I would vastly prefer if a format like fluent were used here instead of JSON, for consistency with pontoon and the rest of the i18n infrastructure that we have.
From my perspective, there has been the desire to provide such things (also translation of the book), but there's never been enough people staffing and executing such things.
I think the trade-off between matching strings of English and matching path names is about what happens when the English docs change: matching exact strings will result in the changed sentences being in English (easy to automatically detect), whereas matching path names results in the change being silently ignored (harder to automatically detect).
So in the case of docs Fluent doesn't bring much to the table because there's no complex substitution going on. I'm actually not really in favor of using Fluent for stuff other than diagnostics.
Pontoon supports some JSON formats and if we want we can add support for our own. The important thing is that it needs to be a key value format, not a "golden" (keyed by existing text) format. Once we have that, it can be pretty trivially molded into a form Pontoon will like.
Can't we have the translation machinery talk to version control to detect when the English has changed?
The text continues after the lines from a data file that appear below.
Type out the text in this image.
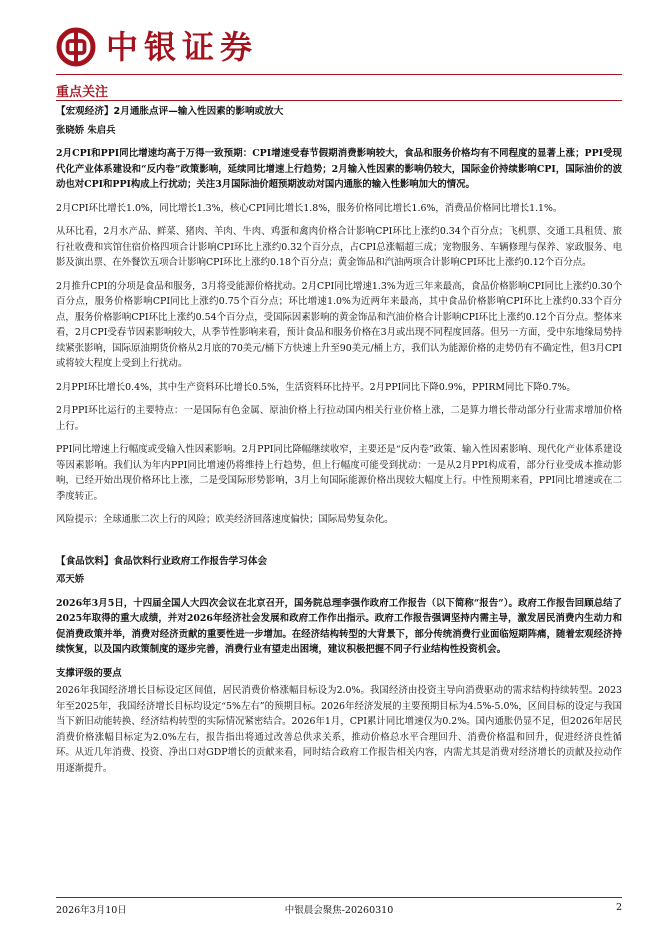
中银证券
重点关注
【宏观经济】2月通胀点评—输入性因素的影响或放大
张晓娇 朱启兵

2月CPI和PPI同比增速均高于万得一致预期：CPI增速受春节假期消费影响较大，食品和服务价格均有不同程度的显著上涨；PPI受现代化产业体系建设和“反内卷”政策影响，延续同比增速上行趋势；2月输入性因素的影响仍较大，国际金价持续影响CPI，国际油价的波动也对CPI和PPI构成上行扰动；关注3月国际油价超预期波动对国内通胀的输入性影响加大的情况。

2月CPI环比增长1.0%，同比增长1.3%，核心CPI同比增长1.8%，服务价格同比增长1.6%，消费品价格同比增长1.1%。

从环比看，2月水产品、鲜菜、猪肉、羊肉、牛肉、鸡蛋和禽肉价格合计影响CPI环比上涨约0.34个百分点；飞机票、交通工具租赁、旅行社收费和宾馆住宿价格四项合计影响CPI环比上涨约0.32个百分点，占CPI总涨幅超三成；宠物服务、车辆修理与保养、家政服务、电影及演出票、在外餐饮五项合计影响CPI环比上涨约0.18个百分点；黄金饰品和汽油两项合计影响CPI环比上涨约0.12个百分点。

2月推升CPI的分项是食品和服务，3月将受能源价格扰动。2月CPI同比增速1.3%为近三年来最高，食品价格影响CPI同比上涨约0.30个百分点，服务价格影响CPI同比上涨约0.75个百分点；环比增速1.0%为近两年来最高，其中食品价格影响CPI环比上涨约0.33个百分点，服务价格影响CPI环比上涨约0.54个百分点，受国际因素影响的黄金饰品和汽油价格合计影响CPI环比上涨约0.12个百分点。整体来看，2月CPI受春节因素影响较大，从季节性影响来看，预计食品和服务价格在3月或出现不同程度回落。但另一方面，受中东地缘局势持续紧张影响，国际原油期货价格从2月底的70美元/桶下方快速上升至90美元/桶上方，我们认为能源价格的走势仍有不确定性，但3月CPI或将较大程度上受到上行扰动。

2月PPI环比增长0.4%，其中生产资料环比增长0.5%，生活资料环比持平。2月PPI同比下降0.9%，PPIRM同比下降0.7%。

2月PPI环比运行的主要特点：一是国际有色金属、原油价格上行拉动国内相关行业价格上涨，二是算力增长带动部分行业需求增加价格上行。

PPI同比增速上行幅度或受输入性因素影响。2月PPI同比降幅继续收窄，主要还是“反内卷”政策、输入性因素影响、现代化产业体系建设等因素影响。我们认为年内PPI同比增速仍将维持上行趋势，但上行幅度可能受到扰动：一是从2月PPI构成看，部分行业受成本推动影响，已经开始出现价格环比上涨，二是受国际形势影响，3月上旬国际能源价格出现较大幅度上行。中性预期来看，PPI同比增速或在二季度转正。

风险提示：全球通胀二次上行的风险；欧美经济回落速度偏快；国际局势复杂化。

【食品饮料】食品饮料行业政府工作报告学习体会
邓天娇

2026年3月5日，十四届全国人大四次会议在北京召开，国务院总理李强作政府工作报告（以下简称“报告”）。政府工作报告回顾总结了2025年取得的重大成绩，并对2026年经济社会发展和政府工作作出指示。政府工作报告强调坚持内需主导，激发居民消费内生动力和促消费政策并举，消费对经济贡献的重要性进一步增加。在经济结构转型的大背景下，部分传统消费行业面临短期阵痛，随着宏观经济持续恢复，以及国内政策制度的逐步完善，消费行业有望走出困境，建议积极把握不同子行业结构性投资机会。

支撑评级的要点

2026年我国经济增长目标设定区间值，居民消费价格涨幅目标设为2.0%。我国经济由投资主导向消费驱动的需求结构持续转型。2023年至2025年，我国经济增长目标均设定“5%左右”的预期目标。2026年经济发展的主要预期目标为4.5%-5.0%，区间目标的设定与我国当下新旧动能转换、经济结构转型的实际情况紧密结合。2026年1月，CPI累计同比增速仅为0.2%。国内通胀仍显不足，但2026年居民消费价格涨幅目标定为2.0%左右，报告指出将通过改善总供求关系，推动价格总水平合理回升、消费价格温和回升，促进经济良性循环。从近几年消费、投资、净出口对GDP增长的贡献来看，同时结合政府工作报告相关内容，内需尤其是消费对经济增长的贡献及拉动作用逐渐提升。

2026年3月10日	中银晨会聚焦-20260310	2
Long time ago, I made a pre-RFC about localization by improving rustdoc, I did not investigated further since it did not seemed to get many traction, but I believe that it would be the best way to have a good translation workflow, for all crates, where the translation can be part of the main project without constraining the developer
In my proposal, while translation are matched by item name, there is also a copy of the original text on the translation file, so you simply can compare the original text to the current doc comment to detect outdated translation.
Relying on an additional tool that is not part of the Rust toolkit does not seem a good idea.